Mozilla updated its Firefox browser to version 39.0.3, and along with its update comes fixes for multiple vulnerabilities, including one “critical” bug and three flaws rated “high severity."
In addition to updating their browser, Mozilla suggests users update passwords and keys associated with affected files.
Included among the high severity vulnerabilities was one bug in USB Mass Storage handling of Firefox OS that could have allowed unauthorized access to device data through the USB interface. The two other high severity vulnerabilities involved remote HTML tag injection in Gaia's system app. Gaia is the user interface level of Firefox OS, and everything that appears onscreen after the browser's OS loads is drawn by Gaia.
One of the flaws could have allowed unauthorized access to device data through the USB interface and could expose USB media volumes to USB hosts while a device is locked with a passcode.

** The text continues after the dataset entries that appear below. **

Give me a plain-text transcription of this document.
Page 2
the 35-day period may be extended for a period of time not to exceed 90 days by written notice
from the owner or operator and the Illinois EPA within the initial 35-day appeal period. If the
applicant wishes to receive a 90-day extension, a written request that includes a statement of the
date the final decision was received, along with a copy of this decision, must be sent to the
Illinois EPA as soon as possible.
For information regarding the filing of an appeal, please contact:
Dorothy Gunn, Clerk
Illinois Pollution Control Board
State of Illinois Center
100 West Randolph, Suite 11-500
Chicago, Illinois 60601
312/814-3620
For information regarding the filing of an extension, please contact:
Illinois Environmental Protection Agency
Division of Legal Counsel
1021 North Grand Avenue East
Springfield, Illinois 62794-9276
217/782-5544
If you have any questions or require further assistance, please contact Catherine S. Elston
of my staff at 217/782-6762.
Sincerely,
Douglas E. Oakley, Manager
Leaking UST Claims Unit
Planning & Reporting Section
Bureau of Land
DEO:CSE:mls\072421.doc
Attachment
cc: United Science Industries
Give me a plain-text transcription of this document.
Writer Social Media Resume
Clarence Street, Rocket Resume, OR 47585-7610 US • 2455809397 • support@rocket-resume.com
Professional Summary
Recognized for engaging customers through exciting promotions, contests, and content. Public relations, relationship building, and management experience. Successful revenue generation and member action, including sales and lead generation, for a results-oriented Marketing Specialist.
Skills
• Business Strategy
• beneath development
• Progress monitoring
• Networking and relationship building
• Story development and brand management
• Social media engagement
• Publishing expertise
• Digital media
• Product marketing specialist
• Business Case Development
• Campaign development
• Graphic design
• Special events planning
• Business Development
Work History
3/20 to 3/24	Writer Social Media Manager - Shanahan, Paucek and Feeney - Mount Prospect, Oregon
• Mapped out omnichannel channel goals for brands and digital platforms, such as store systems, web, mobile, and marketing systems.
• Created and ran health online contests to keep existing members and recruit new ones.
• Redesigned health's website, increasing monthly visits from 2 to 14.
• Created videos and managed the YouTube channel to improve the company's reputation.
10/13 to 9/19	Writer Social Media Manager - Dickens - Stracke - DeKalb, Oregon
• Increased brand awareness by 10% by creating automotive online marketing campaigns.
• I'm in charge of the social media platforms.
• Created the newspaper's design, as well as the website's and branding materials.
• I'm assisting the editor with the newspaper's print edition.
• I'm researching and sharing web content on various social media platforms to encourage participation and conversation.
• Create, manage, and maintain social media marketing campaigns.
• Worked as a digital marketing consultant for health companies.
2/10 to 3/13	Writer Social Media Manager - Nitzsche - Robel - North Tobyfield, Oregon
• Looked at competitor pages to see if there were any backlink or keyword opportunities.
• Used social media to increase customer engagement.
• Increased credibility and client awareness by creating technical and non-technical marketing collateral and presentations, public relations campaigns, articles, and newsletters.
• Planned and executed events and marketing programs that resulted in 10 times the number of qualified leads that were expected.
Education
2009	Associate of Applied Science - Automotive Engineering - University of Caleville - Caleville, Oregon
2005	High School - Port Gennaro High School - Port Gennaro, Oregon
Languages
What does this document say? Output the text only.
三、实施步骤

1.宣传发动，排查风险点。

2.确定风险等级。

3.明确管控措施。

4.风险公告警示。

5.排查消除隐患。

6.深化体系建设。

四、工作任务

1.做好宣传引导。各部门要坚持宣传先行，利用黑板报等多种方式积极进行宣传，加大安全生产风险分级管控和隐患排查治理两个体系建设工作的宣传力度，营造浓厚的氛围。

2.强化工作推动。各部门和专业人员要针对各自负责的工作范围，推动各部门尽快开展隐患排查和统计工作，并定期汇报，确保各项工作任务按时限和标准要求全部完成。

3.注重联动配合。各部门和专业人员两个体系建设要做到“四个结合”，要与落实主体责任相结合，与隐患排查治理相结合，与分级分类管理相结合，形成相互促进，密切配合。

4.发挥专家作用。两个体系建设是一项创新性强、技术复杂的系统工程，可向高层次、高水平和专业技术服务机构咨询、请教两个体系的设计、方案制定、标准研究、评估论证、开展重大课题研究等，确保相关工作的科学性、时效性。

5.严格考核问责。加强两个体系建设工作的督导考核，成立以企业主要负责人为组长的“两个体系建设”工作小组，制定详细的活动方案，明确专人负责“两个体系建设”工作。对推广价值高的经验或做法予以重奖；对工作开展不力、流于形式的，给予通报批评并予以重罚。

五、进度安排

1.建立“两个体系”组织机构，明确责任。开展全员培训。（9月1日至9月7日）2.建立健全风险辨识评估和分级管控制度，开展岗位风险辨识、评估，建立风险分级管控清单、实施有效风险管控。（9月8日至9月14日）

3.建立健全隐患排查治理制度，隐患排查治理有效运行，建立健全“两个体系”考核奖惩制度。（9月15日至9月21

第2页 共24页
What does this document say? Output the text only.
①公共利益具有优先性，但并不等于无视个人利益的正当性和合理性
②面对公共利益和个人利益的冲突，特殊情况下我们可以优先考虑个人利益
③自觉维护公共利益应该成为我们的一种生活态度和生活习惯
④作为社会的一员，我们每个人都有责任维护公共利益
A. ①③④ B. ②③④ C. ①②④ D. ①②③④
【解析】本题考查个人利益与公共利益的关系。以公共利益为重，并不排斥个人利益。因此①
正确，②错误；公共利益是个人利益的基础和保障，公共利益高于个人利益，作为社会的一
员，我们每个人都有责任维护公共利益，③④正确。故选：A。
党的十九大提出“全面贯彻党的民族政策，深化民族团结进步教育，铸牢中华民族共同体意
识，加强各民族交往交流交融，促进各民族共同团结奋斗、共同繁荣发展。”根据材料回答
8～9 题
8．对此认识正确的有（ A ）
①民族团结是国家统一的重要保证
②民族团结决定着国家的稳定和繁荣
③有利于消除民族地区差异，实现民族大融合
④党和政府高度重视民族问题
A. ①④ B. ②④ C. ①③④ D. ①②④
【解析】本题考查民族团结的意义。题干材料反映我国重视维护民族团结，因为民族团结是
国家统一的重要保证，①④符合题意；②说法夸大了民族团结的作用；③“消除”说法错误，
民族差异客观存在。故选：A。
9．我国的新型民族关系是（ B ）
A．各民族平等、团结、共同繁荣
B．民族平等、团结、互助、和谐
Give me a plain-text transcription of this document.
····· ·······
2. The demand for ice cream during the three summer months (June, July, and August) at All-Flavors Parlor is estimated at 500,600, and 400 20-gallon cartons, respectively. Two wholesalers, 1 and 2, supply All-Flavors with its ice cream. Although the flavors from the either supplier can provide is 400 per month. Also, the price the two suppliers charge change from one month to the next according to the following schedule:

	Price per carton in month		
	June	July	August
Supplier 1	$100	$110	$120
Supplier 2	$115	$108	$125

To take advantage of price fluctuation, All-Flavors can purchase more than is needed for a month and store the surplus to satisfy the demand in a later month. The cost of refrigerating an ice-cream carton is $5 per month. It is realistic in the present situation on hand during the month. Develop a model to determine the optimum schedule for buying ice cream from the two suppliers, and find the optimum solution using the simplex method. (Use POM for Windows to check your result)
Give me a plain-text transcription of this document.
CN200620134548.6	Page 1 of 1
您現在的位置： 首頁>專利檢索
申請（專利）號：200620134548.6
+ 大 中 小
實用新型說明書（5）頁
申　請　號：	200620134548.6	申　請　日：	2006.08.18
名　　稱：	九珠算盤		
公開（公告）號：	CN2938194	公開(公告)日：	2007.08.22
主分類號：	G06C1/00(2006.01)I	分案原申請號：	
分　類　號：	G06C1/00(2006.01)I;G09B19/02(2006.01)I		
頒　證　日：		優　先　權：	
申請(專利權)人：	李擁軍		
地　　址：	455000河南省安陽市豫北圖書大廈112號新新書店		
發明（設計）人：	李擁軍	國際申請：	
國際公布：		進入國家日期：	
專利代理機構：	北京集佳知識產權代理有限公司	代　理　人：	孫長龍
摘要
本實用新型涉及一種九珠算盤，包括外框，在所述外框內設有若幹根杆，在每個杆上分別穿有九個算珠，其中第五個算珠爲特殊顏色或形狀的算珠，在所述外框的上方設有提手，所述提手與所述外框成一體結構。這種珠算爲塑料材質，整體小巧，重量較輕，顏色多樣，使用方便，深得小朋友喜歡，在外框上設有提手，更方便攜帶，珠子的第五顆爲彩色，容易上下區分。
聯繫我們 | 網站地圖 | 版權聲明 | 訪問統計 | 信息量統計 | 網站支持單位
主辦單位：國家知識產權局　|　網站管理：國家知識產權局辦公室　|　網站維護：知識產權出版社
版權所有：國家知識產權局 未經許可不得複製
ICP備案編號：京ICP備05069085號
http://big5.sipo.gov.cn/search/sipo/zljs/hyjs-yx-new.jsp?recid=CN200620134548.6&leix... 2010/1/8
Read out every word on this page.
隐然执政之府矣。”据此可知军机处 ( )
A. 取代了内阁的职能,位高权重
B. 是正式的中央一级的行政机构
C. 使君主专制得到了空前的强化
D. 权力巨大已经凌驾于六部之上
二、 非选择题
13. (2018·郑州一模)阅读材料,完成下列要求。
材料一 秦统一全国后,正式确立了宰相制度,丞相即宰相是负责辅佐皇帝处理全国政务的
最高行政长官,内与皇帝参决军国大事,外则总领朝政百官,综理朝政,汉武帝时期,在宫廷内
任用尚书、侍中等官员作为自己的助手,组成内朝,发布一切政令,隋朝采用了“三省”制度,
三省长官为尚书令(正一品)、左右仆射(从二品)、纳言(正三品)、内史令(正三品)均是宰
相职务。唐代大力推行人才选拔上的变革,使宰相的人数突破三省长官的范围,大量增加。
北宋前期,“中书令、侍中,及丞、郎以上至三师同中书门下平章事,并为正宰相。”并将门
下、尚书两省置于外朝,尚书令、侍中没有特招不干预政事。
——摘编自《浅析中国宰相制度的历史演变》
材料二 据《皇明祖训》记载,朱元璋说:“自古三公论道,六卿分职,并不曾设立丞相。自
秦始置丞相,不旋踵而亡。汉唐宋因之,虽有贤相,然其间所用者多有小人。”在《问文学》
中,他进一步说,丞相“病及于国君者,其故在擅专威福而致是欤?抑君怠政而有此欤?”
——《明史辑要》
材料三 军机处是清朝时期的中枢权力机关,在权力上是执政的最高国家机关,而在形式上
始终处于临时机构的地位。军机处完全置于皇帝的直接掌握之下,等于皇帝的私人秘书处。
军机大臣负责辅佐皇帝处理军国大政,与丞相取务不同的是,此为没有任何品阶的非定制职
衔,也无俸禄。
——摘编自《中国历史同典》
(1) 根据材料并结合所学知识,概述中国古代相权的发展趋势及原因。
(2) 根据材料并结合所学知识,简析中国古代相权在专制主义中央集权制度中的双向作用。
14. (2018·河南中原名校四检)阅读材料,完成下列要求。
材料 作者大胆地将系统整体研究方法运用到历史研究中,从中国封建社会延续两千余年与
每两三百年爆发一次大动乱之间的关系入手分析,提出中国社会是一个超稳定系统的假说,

The other Gaia-related bug could allow attackers to inject HTML code into the system app's context through specially crafted search links.
The update also pegged three other vulnerabilities, one of “moderate” severity and the other two of “low” severity.
Mozilla defines critical vulnerabilities as any that can “be used to run attacker code and install software, requiring no user interaction beyond normal browsing.” On the opposite end of the spectrum, low severity bugs are defined as any “minor security vulnerabilities such as denial-of-service attacks, minor data leaks or spoofs.”